Unfallprävention: Die Polizei setzt auf den Schock-Effekt
Gerade junge Erwachsene bauen oft Unfälle durch Raserei. Im Februar starten in den Schulen daher „Crashkurse“.
Düsseldorf. Einen Monat ist es her, dass ein erst 22-jähriger Autofahrer aus Langenfeld an der Frankfurter Straße in den Tod raste. Vermutlich wegen stark überhöhter Geschwindigkeit verlor der junge Mann die Kontrolle über seinen Wagen, prallte in die Leitplanke und dann gegen eine Laterne. Kein Einzelfall: Die jungen Erwachsenen zwischen 18 und 24 Jahren sind eine Risikogruppe im Straßenverkehr.
Statistisch gesehen verunglückten 2010 von 100 000 jungen Düsseldorfern 924,3. Zum Vergleich: Bei den Senioren, die nach landläufiger Meinung oft unsicher im Verkehr unterwegs sind, lag der Anteil der Verunglückten nur bei 294,8. Trotzdem sind sich viele junge Autofahrer der großen Gefahr nicht bewusst. Die Düsseldorfer Polizei startet deshalb Anfang Februar so genannte „Crashkurse“ an Schulen.
Das NRW-Programm wurde im vergangenen Jahr vorgestellt und seither schrittweise von den Polizeibehörden im Land eingeführt. Seit März 2011 bereitet auch eine Projektgruppe in Düsseldorf die Einführung der „Crashkurse“ vor.
„Es ist sehr viel Arbeit“, erklärt Peter Reinhardt vom Verkehrskommissariat 11. Denn die Polizei will bei den Präventions-Veranstaltungen, die sich an Zehntklässler in Düsseldorf richten, „nicht mit dem erhobenen Zeigefinger dastehen“. Vielmehr werden Polizisten, Sanitäter und Notfallseelsorger ganz persönlich von ihren Erfahrungen mit schweren Unfällen berichten. Dazu werden Fotos von den Unfallorten gezeigt — acht Beispielfälle aus Düsseldorf hat das Team ausgewählt. „Es werden Bilder sein, bei denen man den Atem anhält“, sagt Peter Reinhardt. „Aber viel authentischer sind die persönlichen Erfahrungen.“
Im NRW-Konzept der „Crashkurse“ werden etwa die Schilderungen eines Polizisten wiedergegeben, der nach einem Unfall den Angehörigen die Todesnachricht überbringen sollte, persönliche Gegenstände und das Telefon des Opfers hatte er bei sich: „Da schellte das Handy, das auf meinem Beifahrersitz lag.

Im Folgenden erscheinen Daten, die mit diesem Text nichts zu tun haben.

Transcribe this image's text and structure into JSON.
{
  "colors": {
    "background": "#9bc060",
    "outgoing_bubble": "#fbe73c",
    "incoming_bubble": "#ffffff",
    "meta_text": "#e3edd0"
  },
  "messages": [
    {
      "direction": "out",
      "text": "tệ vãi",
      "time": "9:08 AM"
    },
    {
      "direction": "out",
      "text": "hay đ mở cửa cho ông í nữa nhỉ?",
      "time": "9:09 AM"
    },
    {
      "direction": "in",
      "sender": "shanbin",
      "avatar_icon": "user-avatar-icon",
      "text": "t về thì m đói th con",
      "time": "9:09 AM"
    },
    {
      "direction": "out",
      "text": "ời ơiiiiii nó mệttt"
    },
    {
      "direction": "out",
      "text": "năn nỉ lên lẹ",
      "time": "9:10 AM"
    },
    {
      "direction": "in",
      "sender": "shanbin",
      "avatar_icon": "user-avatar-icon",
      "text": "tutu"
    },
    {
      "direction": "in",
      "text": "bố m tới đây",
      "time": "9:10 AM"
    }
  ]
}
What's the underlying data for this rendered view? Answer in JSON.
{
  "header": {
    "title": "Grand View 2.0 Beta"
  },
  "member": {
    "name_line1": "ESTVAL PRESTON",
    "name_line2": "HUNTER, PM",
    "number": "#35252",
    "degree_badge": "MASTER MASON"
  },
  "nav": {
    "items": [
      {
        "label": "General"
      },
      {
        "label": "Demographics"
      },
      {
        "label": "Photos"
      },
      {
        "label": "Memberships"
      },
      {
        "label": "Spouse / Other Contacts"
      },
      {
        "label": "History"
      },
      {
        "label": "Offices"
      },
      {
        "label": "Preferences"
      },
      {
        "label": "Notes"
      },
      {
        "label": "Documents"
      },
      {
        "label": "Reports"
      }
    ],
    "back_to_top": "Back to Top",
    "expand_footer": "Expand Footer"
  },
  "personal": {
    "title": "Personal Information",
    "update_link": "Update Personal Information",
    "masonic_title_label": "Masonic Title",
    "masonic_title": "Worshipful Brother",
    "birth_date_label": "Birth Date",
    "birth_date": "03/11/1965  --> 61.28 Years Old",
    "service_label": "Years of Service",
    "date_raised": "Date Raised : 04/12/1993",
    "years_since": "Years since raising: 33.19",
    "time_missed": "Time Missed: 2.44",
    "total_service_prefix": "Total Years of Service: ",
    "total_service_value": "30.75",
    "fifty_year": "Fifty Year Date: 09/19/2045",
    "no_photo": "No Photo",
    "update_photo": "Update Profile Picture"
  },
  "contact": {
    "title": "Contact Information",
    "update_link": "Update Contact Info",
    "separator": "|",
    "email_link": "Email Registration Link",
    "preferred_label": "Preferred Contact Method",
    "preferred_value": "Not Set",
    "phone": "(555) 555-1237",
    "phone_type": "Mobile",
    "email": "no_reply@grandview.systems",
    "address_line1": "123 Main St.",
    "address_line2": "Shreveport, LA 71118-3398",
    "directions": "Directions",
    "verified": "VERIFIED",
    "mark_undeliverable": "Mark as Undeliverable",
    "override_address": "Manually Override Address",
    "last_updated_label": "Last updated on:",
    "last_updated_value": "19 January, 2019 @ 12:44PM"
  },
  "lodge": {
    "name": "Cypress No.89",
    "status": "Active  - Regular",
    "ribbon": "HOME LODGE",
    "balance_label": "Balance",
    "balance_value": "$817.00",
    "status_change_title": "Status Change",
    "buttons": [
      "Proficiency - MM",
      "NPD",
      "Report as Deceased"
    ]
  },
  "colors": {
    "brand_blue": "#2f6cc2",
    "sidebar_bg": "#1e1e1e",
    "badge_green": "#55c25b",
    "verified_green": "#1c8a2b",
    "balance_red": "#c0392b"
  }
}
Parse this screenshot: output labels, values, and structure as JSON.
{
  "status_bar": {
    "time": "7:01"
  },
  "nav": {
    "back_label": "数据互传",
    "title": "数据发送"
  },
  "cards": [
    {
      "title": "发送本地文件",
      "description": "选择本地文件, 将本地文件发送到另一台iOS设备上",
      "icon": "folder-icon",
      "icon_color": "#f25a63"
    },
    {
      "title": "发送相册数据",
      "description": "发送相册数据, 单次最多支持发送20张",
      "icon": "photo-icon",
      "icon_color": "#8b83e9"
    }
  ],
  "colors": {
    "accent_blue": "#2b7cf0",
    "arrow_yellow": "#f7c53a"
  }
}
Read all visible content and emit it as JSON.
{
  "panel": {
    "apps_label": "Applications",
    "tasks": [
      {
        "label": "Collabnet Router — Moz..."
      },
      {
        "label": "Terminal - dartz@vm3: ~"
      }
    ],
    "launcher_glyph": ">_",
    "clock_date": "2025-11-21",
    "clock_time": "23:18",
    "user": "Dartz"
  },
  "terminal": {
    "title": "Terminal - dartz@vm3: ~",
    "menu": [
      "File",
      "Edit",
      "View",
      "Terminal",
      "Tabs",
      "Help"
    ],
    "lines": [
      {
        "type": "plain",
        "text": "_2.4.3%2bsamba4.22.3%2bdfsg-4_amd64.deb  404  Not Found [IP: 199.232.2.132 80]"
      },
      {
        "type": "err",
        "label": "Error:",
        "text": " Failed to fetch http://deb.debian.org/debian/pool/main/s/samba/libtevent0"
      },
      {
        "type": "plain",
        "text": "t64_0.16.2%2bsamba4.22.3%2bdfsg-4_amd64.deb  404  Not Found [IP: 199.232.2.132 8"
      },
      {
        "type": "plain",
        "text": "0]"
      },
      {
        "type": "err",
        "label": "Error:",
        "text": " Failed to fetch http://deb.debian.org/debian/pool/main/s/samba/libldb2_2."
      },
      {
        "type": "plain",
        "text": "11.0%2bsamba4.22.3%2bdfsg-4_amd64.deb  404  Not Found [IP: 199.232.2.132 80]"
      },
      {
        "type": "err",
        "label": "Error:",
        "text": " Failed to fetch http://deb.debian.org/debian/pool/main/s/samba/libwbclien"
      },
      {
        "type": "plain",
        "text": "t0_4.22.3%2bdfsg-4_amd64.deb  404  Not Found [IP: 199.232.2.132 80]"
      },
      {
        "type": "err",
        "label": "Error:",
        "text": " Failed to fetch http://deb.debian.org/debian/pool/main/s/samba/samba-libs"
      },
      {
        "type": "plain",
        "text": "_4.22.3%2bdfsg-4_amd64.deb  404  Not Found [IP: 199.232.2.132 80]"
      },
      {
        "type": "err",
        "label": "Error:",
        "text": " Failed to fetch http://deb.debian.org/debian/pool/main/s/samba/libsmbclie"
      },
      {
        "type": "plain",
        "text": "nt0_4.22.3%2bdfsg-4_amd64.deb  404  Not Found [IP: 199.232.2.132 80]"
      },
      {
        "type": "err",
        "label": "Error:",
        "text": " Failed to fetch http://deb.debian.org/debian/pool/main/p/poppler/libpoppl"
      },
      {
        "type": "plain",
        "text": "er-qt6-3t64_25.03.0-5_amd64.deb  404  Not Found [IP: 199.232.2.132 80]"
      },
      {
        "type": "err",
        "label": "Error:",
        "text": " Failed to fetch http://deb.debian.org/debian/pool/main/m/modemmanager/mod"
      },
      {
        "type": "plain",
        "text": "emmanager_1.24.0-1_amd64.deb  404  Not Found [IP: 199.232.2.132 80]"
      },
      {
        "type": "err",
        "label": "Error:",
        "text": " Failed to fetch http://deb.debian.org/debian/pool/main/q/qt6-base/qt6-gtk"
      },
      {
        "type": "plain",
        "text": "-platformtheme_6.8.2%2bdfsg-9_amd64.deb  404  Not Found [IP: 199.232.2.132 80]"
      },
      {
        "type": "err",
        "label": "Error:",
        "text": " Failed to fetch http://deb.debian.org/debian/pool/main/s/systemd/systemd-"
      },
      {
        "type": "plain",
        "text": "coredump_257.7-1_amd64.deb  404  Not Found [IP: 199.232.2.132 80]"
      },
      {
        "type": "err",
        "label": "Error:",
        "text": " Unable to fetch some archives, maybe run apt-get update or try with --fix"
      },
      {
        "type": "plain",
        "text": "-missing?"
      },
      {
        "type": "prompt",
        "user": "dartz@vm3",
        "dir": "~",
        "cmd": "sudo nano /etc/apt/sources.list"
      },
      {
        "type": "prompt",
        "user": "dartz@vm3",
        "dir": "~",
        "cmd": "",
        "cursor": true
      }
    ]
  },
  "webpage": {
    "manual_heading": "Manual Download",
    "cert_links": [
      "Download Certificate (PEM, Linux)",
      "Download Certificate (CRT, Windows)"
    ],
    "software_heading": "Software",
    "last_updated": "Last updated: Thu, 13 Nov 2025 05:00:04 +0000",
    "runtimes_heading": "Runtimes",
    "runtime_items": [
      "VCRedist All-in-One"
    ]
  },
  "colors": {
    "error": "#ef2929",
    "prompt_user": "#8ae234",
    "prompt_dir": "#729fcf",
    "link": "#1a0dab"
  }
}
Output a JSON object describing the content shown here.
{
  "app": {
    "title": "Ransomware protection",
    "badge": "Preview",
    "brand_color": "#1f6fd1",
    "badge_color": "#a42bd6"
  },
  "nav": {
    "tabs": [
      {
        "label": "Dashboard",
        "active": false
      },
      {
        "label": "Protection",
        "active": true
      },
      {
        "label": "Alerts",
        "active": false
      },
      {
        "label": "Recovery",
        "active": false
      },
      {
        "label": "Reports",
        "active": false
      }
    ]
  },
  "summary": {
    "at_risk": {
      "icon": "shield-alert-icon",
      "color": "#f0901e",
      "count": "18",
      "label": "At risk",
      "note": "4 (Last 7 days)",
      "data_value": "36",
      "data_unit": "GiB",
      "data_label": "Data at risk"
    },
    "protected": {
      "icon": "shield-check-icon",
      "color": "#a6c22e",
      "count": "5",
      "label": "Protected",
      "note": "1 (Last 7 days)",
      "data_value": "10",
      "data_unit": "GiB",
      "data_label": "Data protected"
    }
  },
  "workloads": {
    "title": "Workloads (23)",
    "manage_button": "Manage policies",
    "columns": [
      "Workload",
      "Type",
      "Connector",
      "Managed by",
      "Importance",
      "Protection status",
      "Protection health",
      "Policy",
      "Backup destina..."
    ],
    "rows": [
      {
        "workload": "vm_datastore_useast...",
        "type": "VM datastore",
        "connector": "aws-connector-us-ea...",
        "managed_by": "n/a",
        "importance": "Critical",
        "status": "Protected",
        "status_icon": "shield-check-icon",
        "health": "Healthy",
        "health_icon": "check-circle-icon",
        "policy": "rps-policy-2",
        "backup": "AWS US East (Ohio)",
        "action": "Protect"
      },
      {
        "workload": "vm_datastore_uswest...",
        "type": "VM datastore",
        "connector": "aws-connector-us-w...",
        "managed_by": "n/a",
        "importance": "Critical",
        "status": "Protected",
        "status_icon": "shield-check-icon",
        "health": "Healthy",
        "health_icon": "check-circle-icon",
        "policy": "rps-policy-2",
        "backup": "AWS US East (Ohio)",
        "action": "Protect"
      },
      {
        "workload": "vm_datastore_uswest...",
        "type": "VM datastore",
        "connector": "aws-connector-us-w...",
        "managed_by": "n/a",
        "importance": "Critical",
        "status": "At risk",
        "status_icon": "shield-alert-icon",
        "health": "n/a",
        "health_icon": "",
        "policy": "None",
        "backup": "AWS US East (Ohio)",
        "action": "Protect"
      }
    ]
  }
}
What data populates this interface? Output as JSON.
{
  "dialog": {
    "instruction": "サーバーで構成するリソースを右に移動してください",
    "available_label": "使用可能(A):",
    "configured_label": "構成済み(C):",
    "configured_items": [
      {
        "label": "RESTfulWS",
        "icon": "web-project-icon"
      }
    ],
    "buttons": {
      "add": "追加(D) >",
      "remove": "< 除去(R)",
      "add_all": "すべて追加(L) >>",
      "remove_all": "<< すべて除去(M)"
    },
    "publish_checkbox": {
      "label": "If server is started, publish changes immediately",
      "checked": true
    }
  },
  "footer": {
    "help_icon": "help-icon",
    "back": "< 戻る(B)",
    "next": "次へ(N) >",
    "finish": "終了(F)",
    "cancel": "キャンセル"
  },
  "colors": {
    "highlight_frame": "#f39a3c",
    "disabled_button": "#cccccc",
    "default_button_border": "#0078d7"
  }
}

Die Frau oder Freundin des Verstorbenen hatte angerufen. Und das war das Bedrückende, was mir nicht aus dem Kopf geht.“
An 928 Unfällen 2010 waren in Düsseldorf junge Erwachsene beteiligt, in 807 Fällen als Fahrzeugführer — 537 dieser Unfälle verursachten sie selbst. „Überhöhte Geschwindigkeit war bei 116 dieser Unfälle die Ursache, dabei wurden 108 Menschen verletzt, sogar zwei getötet“, sagt Polizeisprecher Marcel Fiebig. „Durch die ,Crashkurse’ wollen wir Betroffenheit herstellen“, erklärt Peter Reinhardt. Die Gefahr soll real und greifbar werden für die jungen Zuhörer.
Bei erwachsenen Temposündern setzt die Düsseldorfer Polizei zu diesem Zweck seit einigen Jahren so genannte Schockvideos ein. Es sind Szenen nachgestellter Unfälle, welche die möglichen Folgen von Raserei verdeutlichen. Denn: Geschwindigkeit ist nach Fehlern beim Abbiegen und Wenden die zweithäufigste Unfallursache in Düsseldorf. 2010 krachte es 751 Mal, weil ein Autofahrer zu schnell unterwegs war. Die Tempounfälle nahmen im Vergleich zum Durchschnitt der drei vorhergehenden Jahre um fast 23 Prozent zu — ihre Zahl lag 2007 noch bei 524.
„Das Problem: Die Autofahrer können nicht gezwungen werden, sich die Filme anzusehen“, erklärt Reinhardt. „In Düsseldorf erklärt sich kaum jemand freiwillig bereit dazu.“ Dabei sei die Wirkung der Videos, wenn der Autofahrer sie einmal sieht, offensichtlich. Jugendliche allerdings, so glaubt Reinhardt, sind durch Fernsehen und Internet zu sehr abgestumpft gegenüber solchen Szenen. „Wir brauchen da mehr Authentizität.“ Die persönlichen Erfahrungsberichte Beteiligter, hofft die Polizei, werden da mehr Eindruck hinterlassen.